SOUTH BEND - Sitting on stools in an art studio at Dickinson Intermediate Fine Arts Academy, students are surrounded by supplies, inspirational messages and vibrant prints by artists like Kandinsky.
On this morning, though, a group of eighth-graders doesn’t have their hands in clay.
Instead, they’re learning about different types of text documents, from print ads and magazines to manuals.
And art teacher Ronda Lyden is leading them.
It’s third period at this west-side school and students - all of them - are in Success class.
It’s part of the 8-Step Process, a method by which youths learn a set of standards, are quickly tested on them and if need be, retaught the material in a different way.
For those who don’t need remediation, like this group, they receive enrichment.
And most of the staff members, down to the art and music teachers, as well as the paraprofessionals, get involved.
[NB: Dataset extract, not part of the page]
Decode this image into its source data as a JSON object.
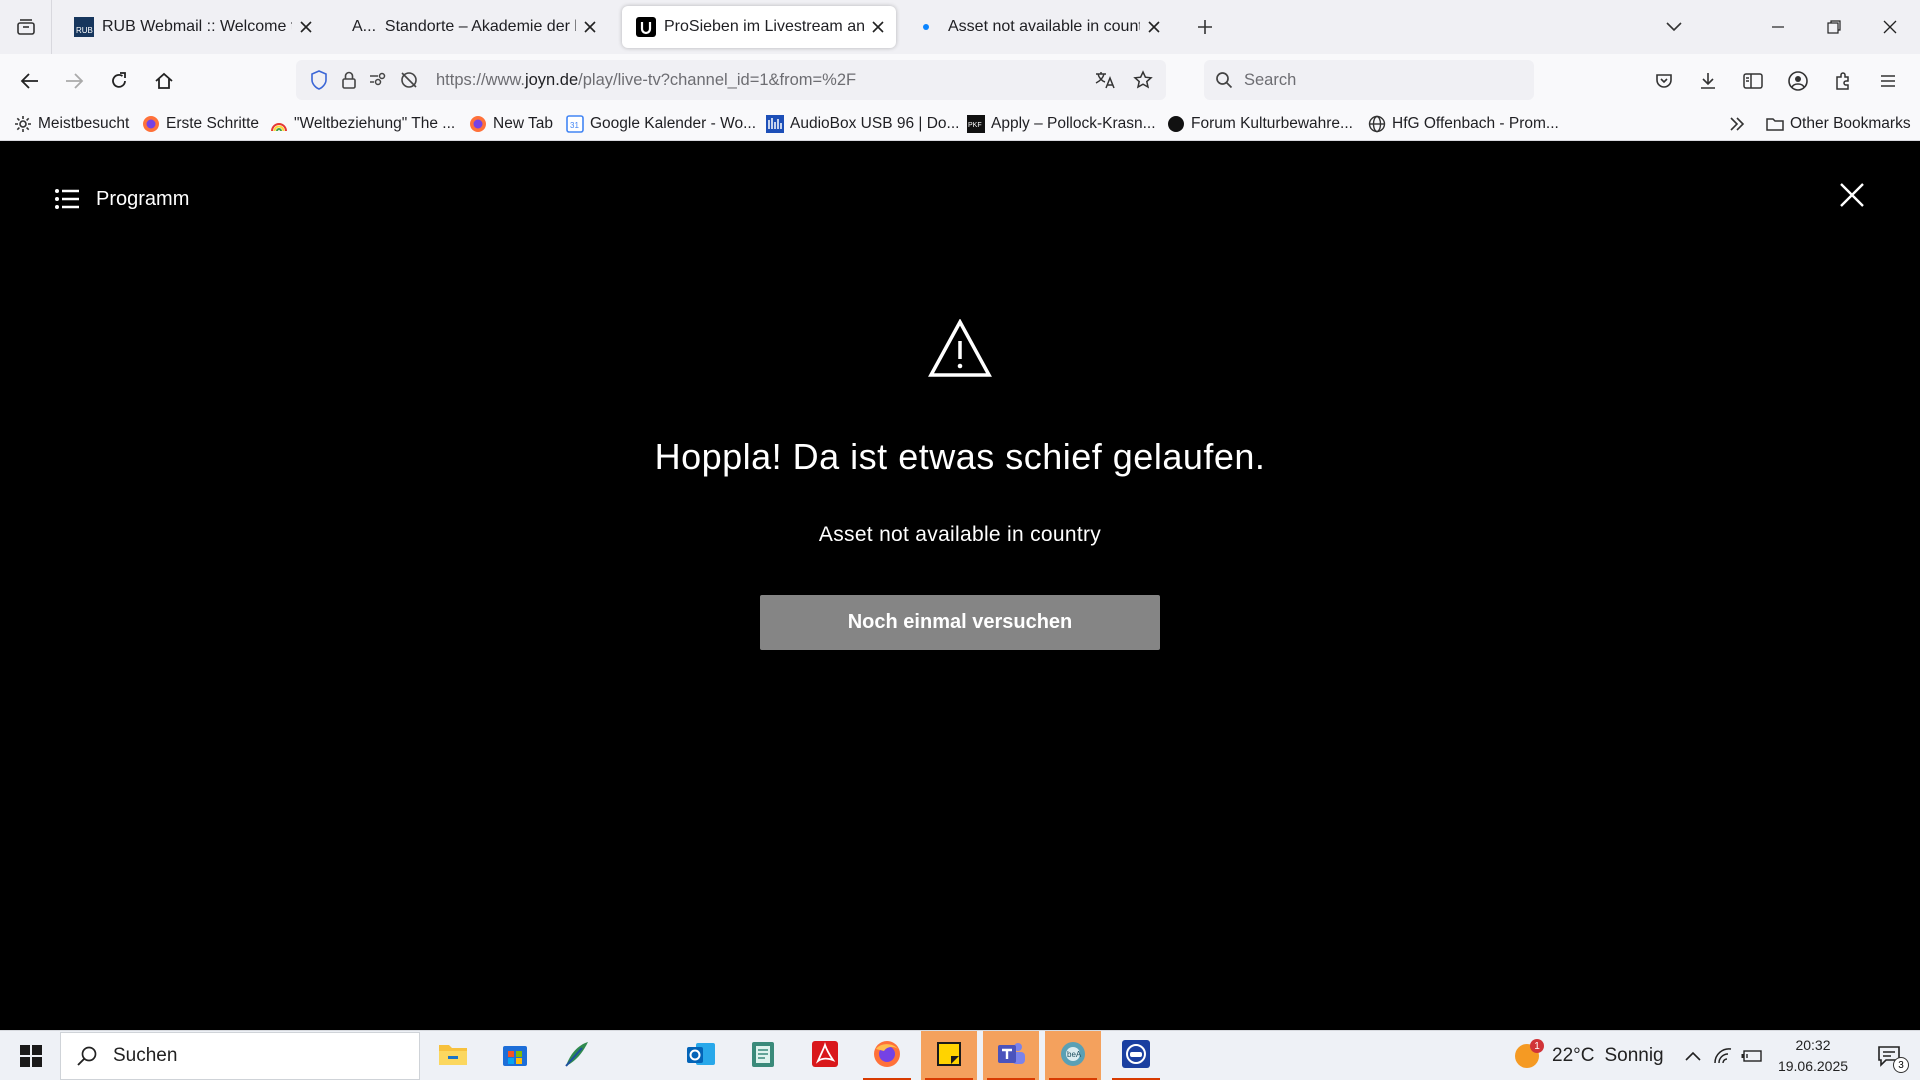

The process, which was expanded this school year to all of South Bend’s schools, is especially important for Dickinson.
The school holds the unfortunate distinction of now being South Bend’s closest to state intervention.
Dickinson is in its fourth year of academic probation under the state’s school accountability system, Public Law 221.
If it remains in the same category for the next two years, it’ll face the potential for state intervention, up to a takeover.
Principal Tom Sims, new to Dickinson this year, is intent on that not happening.
He talked directly with parents at the beginning of the school year, telling them there is an urgency to do things differently at the magnet school.
The 8-Step Process is a big part of that.
South Bend’s Riley and Washington high schools used it and recently raised standardized test scores enough to thwart state intervention.
At Dickinson, the principal said, the changes will go beyond that.
Each student - via a nickname known only to himself or herself and the teacher - will be able to track their own progress in language arts and math on displays called data walls in classrooms.
And, for students who are suspended out of school, a Saturday school will soon be an option. Though it’s a punitive measure, Sims said, tutorials will be available during that time so children don’t fall further behind.